1 ½ cups plain flour
½ cup self-raising flour
¼ cup caster sugar
175 g cold unsalted butter, chopped
1 egg yolk
2 - 2 ½ tbsp cold water
icing sugar mixture, for dusting
double cream, to serve
410 g jarred fruit mince
700 g tinned tropical fruits in natural juice, well drained
1 cup almond meal
- Lightly grease a 26cm round x 3cm deep loose-base flan tin (base measures 24cm).
- Process flours, sugar and butter in a food processor until mixture resembles fine crumbs. With motor operating, add yolk and enough water until mixture forms a ball. Remove. Shape into a flat disc. Refrigerate, covered, for 30 minutes.
- Roll out pastry between two sheets of baking paper large enough to line base and side of prepared tin. Lift pastry into tin. Trim edge. Press pastry against side of tin to extend 5mm above edge. Place on an oven tray. Knead pastry scraps together. Cover. Refrigerate with pastry case for 30 minutes.
- Line pastry case with baking paper. Fill with dried beans or rice.
- Cook in a moderate oven (180C) for 15 minutes. Remove paper and beans. Return to oven. Cook for about 10 to 12 minutes, or until light golden. Remove. Cool slightly.

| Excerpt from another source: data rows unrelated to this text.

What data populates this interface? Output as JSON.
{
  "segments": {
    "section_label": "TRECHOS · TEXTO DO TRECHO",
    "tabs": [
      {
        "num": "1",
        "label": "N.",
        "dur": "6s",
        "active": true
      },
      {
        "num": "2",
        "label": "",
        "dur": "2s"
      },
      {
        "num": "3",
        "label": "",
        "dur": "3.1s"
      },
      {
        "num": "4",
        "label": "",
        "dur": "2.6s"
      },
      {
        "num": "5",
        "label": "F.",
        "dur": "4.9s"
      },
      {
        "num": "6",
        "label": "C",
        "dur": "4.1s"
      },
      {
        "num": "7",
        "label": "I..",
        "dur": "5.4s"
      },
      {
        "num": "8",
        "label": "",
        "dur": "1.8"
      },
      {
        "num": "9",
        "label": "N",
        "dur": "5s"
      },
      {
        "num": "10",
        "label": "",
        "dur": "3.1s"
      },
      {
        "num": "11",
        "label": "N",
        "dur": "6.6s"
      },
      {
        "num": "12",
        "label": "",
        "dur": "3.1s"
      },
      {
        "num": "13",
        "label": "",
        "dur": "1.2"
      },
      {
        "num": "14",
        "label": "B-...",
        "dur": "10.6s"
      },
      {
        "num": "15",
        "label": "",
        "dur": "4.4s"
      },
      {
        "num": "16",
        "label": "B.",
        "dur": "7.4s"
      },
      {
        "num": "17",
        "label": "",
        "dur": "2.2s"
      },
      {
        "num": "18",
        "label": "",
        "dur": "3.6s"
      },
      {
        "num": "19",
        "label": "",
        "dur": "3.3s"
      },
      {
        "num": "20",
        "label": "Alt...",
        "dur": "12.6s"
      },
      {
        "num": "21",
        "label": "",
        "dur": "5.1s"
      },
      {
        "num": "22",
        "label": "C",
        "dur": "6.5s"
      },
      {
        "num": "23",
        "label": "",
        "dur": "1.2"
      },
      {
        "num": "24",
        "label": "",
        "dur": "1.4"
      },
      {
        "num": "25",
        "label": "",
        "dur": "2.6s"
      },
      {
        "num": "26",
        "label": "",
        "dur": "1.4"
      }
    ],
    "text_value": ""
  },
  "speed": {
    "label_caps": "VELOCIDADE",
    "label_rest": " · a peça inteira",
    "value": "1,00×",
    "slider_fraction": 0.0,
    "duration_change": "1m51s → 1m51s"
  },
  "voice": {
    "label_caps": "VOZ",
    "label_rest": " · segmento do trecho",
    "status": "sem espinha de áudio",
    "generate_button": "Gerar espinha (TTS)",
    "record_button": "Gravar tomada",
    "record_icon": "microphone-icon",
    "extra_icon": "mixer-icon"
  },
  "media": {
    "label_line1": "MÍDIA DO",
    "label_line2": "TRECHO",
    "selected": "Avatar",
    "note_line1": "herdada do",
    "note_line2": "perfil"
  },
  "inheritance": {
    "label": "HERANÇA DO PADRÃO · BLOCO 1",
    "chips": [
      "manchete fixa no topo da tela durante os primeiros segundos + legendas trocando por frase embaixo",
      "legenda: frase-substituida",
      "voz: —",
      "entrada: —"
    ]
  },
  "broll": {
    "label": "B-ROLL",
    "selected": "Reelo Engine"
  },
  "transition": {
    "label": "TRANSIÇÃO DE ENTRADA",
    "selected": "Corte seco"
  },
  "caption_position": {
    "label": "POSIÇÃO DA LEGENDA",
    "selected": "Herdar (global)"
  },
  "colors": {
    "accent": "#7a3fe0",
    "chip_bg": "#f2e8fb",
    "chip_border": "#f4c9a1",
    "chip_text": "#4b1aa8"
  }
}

- To make filling, combine all ingredients in a large bowl. Spoon into pastry case. Coarsely grate pastry scraps over top.
- Cook in a moderate oven for about 30 to 35 minutes, or until golden. Remove. Cool in tin on a wire rack. Refrigerate overnight.
- Serve tart lightly dusted with sifted icing sugar and cream.